Bana göre de ... / Raşit CENGİZ
CHP nin 35. Olağan kurultayı ile birlikte, aylardır süren parti içi seçim (!) süreci tamamlanmış oldu.
Hayatın olağan akışına aykırı oluşumlara rağmen, genelde toplumu sarsan ve şaşırtan bir durum yaşanmadığını düşünüyorum.
Toplumu neyin sarsıp ateşleyeceğini kesin bilmemekle beraber, beni şaşırtıp heyecanlandıracak şeyin, kurultayda, partiyi kimin yöneteceği değil, nasıl yönetileceğinin altının çizilmesiydi.

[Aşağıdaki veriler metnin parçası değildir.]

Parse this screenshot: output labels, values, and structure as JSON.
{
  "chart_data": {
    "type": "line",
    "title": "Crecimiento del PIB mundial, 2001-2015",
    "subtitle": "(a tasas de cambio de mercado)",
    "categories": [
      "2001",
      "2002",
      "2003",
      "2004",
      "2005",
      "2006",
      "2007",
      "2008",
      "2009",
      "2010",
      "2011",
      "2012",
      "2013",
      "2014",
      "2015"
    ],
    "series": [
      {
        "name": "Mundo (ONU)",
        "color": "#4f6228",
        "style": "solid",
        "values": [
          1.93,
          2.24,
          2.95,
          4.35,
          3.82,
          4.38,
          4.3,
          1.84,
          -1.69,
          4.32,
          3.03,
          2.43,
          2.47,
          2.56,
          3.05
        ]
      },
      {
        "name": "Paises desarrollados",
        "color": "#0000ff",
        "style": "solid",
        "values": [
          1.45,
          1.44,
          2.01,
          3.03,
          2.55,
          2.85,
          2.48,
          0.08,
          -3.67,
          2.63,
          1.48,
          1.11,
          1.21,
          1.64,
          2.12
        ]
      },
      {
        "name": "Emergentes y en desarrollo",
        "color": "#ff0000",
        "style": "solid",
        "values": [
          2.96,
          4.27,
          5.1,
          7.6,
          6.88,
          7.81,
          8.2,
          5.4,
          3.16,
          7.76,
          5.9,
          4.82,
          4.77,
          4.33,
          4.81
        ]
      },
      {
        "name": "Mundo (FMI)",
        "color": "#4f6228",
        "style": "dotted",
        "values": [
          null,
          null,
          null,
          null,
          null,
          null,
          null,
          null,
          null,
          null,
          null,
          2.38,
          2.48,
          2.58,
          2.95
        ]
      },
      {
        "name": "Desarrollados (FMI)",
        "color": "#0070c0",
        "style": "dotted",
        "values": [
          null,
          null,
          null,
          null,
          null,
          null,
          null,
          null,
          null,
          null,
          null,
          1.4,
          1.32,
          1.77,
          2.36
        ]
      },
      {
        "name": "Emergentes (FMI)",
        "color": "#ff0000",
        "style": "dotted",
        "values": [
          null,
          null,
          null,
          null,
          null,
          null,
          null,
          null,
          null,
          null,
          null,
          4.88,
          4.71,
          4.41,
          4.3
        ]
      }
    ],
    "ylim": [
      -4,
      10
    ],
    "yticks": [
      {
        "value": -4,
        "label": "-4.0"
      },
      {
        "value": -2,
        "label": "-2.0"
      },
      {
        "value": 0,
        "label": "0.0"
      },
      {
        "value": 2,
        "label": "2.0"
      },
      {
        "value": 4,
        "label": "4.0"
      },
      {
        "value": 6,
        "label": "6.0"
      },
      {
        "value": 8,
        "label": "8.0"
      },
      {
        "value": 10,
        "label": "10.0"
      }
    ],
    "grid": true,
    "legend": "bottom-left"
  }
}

Öncesinde genel başkanın bir iki söyleminin dışında, kurultayda var olandan farklı, sağlam bir irade görmedim.
Keşke, İstanbul il kongresi öncesinde İl Başkanlığının hazırlayıp kongre üyelerine oylattığı rapor, kurultayın iradesini yansıtsaydı.
Keşke, tüzük ve eklerinin uygulamasındaki keyfiyet kaldırılıp, aksi uygulamalara daha kesin yaptırımlar konup altı çizilseydi.
Keşke, partide temsil niteliği olan herkesin program, tüzük ve eklerini okuması, anlaması ve bunları baz alarak tartışması sağlanacak çalışmalar yapılsaydı.
İnanın, yeni bir tüzük değişikliği dahi yapılmadan pekçok şey olumlu yönde kendiliğinden değişir, olduğumuz yer, bulunduğumuz yer olmazdı.
Bu ifadelerden de anlaşıldığı gibi, ben gelecek için umutlu olanlardan değilim.
Benim gibi kaygılı olanların az olmadığını da biliyorum.
Ama onlara bir sitemim var.
Onlar mehdi beklemekten vazgeçmeliler.
Bizim gibi toplumlar hep bir kurtarıcı beklerler.
O kurtarıcı bazen ak sakallı bir dede, bazen kırmızı kravatlı bir cumhuriyetçidir.
Yaşanan tecrübeler göstermiştir ki, kurtarıcıdan kurtulmak, kurtardığından kurtulmaktan daha zordur.
Oysa, bildiğini söylemek, söylediğini yapmaya çalışmak siyaseten yanlış olsa da, ahlaken çok yüce bir davranıştır.